Как бы через силу улыбнулась мне Ирина.
— Давайте спать?! Ирина! Федя! — звала я их.
Фёдор поднял спящее лицо и снова уронил в колени. В последний раз взметнулся огонь, сразу сбежал в золу.
— А вы? — резко спросила Даша.
— Измерю Косте температуру.
Хотела что-то сказать Даша, но Глеб её перебил:
— Мы разбили градусник. — Он крикнул ехидно, и я поняла, что не спасла его.
Небо — серое: рассеялась тьма, но ещё не пришёл свет солнца.
— У нас был ещё один, — сказала я. Пыталась увидеть доброе лицо Ирины, но Ирина отворачивалась от меня.
— И его разбили, — буркнула Даша. Она не казалась мне больше золотоволосой.
Ребята пошли, наконец, спать. Последней уходила Ирина. Я видела то длинный хвост её волос, то угол глаза. И в затылке её, и в легкой походке я читала сочувствие мне и желание, чтобы я это сочувствие заметила. Почему же тогда она отворачивается от меня?
Мы ели на застеклённой террасе, за общим столом. Этот стол был как раз для нас — не узкие доски, а длинные половицы, широкие, хорошо подогнанные из конца в конец террасы. Каждый раз, когда мы собирались вместе и начинался приглушённый гомон с обсуждением каш, кофе, книг, близких и далёких событий, я испытывала странное чувство величия: вот я, мать, собрала таких разных, объединённых этим светлым столом детей, и все мы — лицом друг к другу, и видно каждое движение каждого, и каждый из нас уже знает вкусы и привычки другого. Олег любит кашу, особенно когда по краям и на дне остаются розовые пенки от молока. Большой ложкой он отдирает их, чуть не по пояс залезая в котёл. Фёдор любит сыр, а Ирина у меня сластёна. Но сегодня во мне жило вчерашнее, ночное, и я не знала, кто я в этой ситуации, чего хочу от себя и от них.

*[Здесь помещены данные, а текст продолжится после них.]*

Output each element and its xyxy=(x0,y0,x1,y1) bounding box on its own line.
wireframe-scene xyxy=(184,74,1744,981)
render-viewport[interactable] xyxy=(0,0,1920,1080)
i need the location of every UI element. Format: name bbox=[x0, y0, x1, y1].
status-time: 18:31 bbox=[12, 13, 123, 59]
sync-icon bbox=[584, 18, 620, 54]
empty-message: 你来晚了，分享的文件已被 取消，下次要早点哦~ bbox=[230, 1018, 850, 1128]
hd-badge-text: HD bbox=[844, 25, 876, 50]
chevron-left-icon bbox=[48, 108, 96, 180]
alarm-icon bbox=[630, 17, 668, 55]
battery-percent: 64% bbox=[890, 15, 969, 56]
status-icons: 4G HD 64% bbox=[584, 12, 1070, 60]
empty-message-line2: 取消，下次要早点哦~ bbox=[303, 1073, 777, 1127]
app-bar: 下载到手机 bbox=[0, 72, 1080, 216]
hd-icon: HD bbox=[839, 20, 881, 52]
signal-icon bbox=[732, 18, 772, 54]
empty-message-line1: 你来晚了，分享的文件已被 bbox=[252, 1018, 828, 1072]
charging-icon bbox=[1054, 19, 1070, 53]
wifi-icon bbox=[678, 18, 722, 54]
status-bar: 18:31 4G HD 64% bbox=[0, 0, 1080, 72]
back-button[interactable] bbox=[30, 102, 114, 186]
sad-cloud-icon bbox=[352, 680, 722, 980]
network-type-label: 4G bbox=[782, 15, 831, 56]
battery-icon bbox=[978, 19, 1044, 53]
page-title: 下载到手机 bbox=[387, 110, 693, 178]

Сегодня мы припозднились с завтраком. Нужно быстро поесть и идти работать. На террасе жарко, жужжа, летают мухи.
Что изменилось за эту ночь?
Геннадий аккуратно разрезает каждый кусок хлеба с джемом на кусочки, ест медленно — подолгу жуёт.
Костя жадно заглотнул кашу, залпом выпил молоко. Ирина, дежурная, тут же подложила ему кусок колбасы.
— А каши ещё дать? — спросила тоненько.
Костя, не жуя, глотает колбасу, тянется за хлебом. Хлеб намазан маслом и джемом.
Вдруг раздаётся хохот.
От неожиданности я вскочила и увидела слепую от смеха Дашу — она смотрела, как Костя ест.
— Ешь-ешь, поправляйся, — с готовностью подхватил Глеб. Губы его съехали узкой розовой полоской вбок.
Ребята уже открыто посмеивались. Геннадий хохотал, сквозь ресницы острым взглядом разглядывая Костю.